Remember when you were in 10th grade? Invariably, there was always this one kid who was really deep into heavy metal and would draw band logos all over his Pee-Chee folder. And then in art class, study hall or lunch, he’d bust out his pens and draw all these gnarly, twisted death traps (usually with girl classmates and teachers as victims).
OK. Got that guy in mind? Good.
Now imagine his dad works in Hollywood. Director, writer, producer, it doesn’t matter. He’s in a rush to a meeting and doesn’t notice his kid’s doodles shuffled under his work papers, and when he’s about to make a pitch to the Hollywood Powers That Be, his kid’s doodles slip out onto the conference table.

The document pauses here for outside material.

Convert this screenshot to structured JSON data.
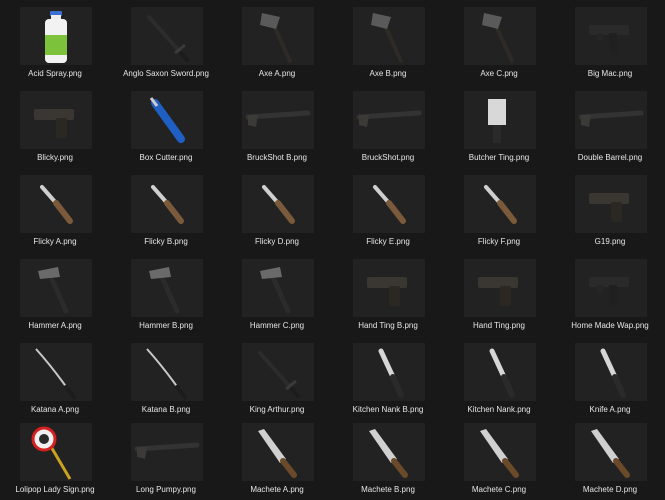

Before Hollywood guy can explain, The Powers That Be grab them, look them over and say “Perfect! Let’s go with it! There’s no plot, no story, no logic and nothing even remotely redeeming about this. Let’s fast-track this bad boy!”
And that’s likely the untold story on how “The Collection” (2013) got made.
This “movie” (a loose term, at best) is really nothing more than a series of preposterous death traps — seemingly from the imagination of an emotionally stunted 15-year-old headbanger — stitched together with all the writing skill of an emotionally stunted 15-year-old headbanger. Someone please tell me how a middle-aged psychopathic entomologist has the wherewithal to secretly rig a dance club into an elaborate Rube Goldberg-esque death machine consisting of 3,000 feet of tripwires, hydraulic “crush rooms,” wall-mounted switchblades the size of katanas, automated locking doors, and a 60-foot-wide, ceiling-mounted, steam-powered retractable thresher that turns a dance floor into three tons of chum?
Doesn’t matter.
How about a guy who escapes the psycho entomologist’s Death Machine Dance Club, breaks his arm jumping out a window, is rushed to the hospital, gets his arm set and put into a plaster cast (along with x-rays, I’m sure), gets his myriad other injuries patched up, is bathed/cleaned up by hospital staff, is arrested and his hospital room is under police protection, receives a Get Well card and vase of roses from the killer entomologist, orders his visiting wife to hide out at her mom’s house, then is visited by a black-ops squad who enlist him to track down this psycho entomologist who kidnapped Shooter McGavin’s daughter at the Death Machine Dance Club. Sounds like a busy week, right? No, this apparently happens in ONE EVENING.
Why do I think this? Because we see the kidnapped girl still locked in the trunk she was stuffed in at the Death Machine Dance Club, showing no signs of being in the trunk for any longer than a few hours. No exhaustion, no bloodied hands from trying to escape, no pee pee or doo doo in the trunk.
Doesn’t matter.
From there we get to the psycho entomologist’s hideout — a gigantic, abandoned hotel still with power and water, apparently right there in the city limits — and then we get another hour of death traps, torture porn, attack dogs, drugged-up-victims-turned-attack-zombies, insanely large plot holes, and incredulous, logic-defying situations. This had all the subtlety, acting chops and clever narrative of a carnival House of Horrors ride. I checked out long before the end of Beavis’ wet dream. This “movie” is a death trap for the audience.
I’m giving this a Flying F. I’m not even going to tell you where to find it.